Im Rathaus wartet man auf eine schriftliche Rückmeldung

Viele Gespräche habe es mit dem Antragsteller gegeben, die Gemeinde habe die Fläche im neuen Flächennutzungsplan aufgenommen und einen Beschluss für einen vorhabenbezogenen Bebauungsplan gefasst. Christoph Böhm (Freie Wähler) fügte hinzu, dass der Bauausschuss dem Planer zudem mit auf den Weg gegeben habe, ein Entwässerungskonzept vorzulegen. Die Verwaltung habe zuletzt einen städtebaulichen Vertrag gefordert, „von unserer Seite war er im Juli 2016 unterschriftsreif“, erklärte Reichhart. Bis heute warte man im Rathaus allerdings auf eine schriftliche Rückmeldung. 2017 sei ein geänderter Plan eingegangen, der aber nichts nutze. Ein Vertrag sei wichtig, auch der Nachbarn wegen.

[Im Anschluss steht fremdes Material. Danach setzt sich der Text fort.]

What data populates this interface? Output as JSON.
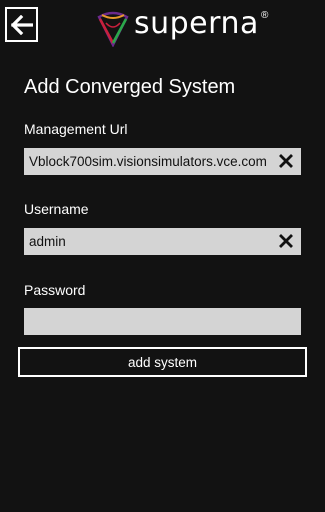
{
  "header": {
    "back_icon": "arrow-left-icon",
    "logo_text": "superna",
    "logo_registered": "®",
    "logo_icon": "superna-logo-mark"
  },
  "form": {
    "title": "Add Converged System",
    "management_url": {
      "label": "Management Url",
      "value": "Vblock700sim.visionsimulators.vce.com",
      "clear_icon": "clear-x-icon"
    },
    "username": {
      "label": "Username",
      "value": "admin",
      "clear_icon": "clear-x-icon"
    },
    "password": {
      "label": "Password",
      "value": ""
    },
    "submit_label": "add system"
  },
  "colors": {
    "background": "#121212",
    "input_background": "#d4d4d4",
    "text": "#ffffff",
    "logo_red": "#c8203c",
    "logo_green": "#2aa84a",
    "logo_purple": "#6b2a8c",
    "logo_orange": "#e89a2c"
  }
}
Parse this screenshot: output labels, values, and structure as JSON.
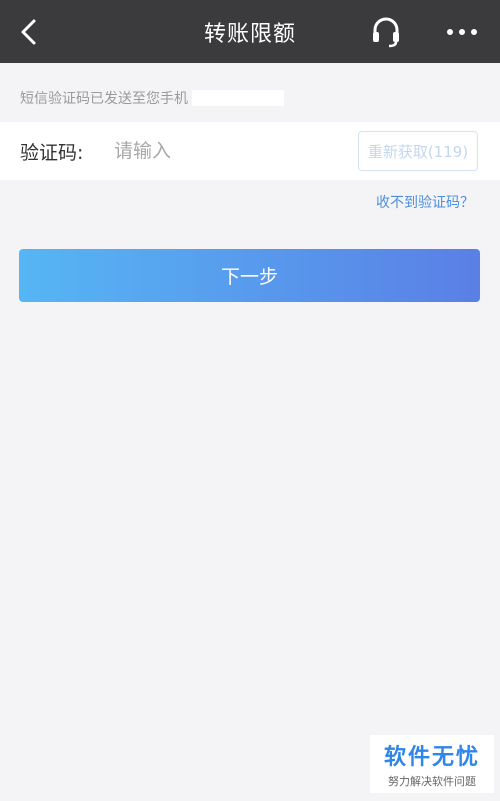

„Ich lasse nicht auf den Räten, der Verwaltung und mir sitzen, dass wir nicht alles getan hätten“, konterte Reichhart die Vorwürfe. Er wolle nichts schlechtreden, kein böses Wort an dieser Stelle verlieren und auch kein Tischtuch zerreißen. „Ich würde mich freuen, wenn das Projekt kommt, es wäre eine Bereicherung.“ Aber eine Grundvoraussetzung dafür sei, dass alles sauber abgearbeitet werde. Dazu müssten sich alle Parteien an einen Tisch setzen. Er sei offen für alles. „Jeder kann zu mir kommen, ich nehme mir die Zeit“, stellte der Rathauschef klar. Dass er nicht für die Bürger da sei und helfe, wie es ihm die Heiligmanns vorwarfen, lasse er sich nicht anhängen.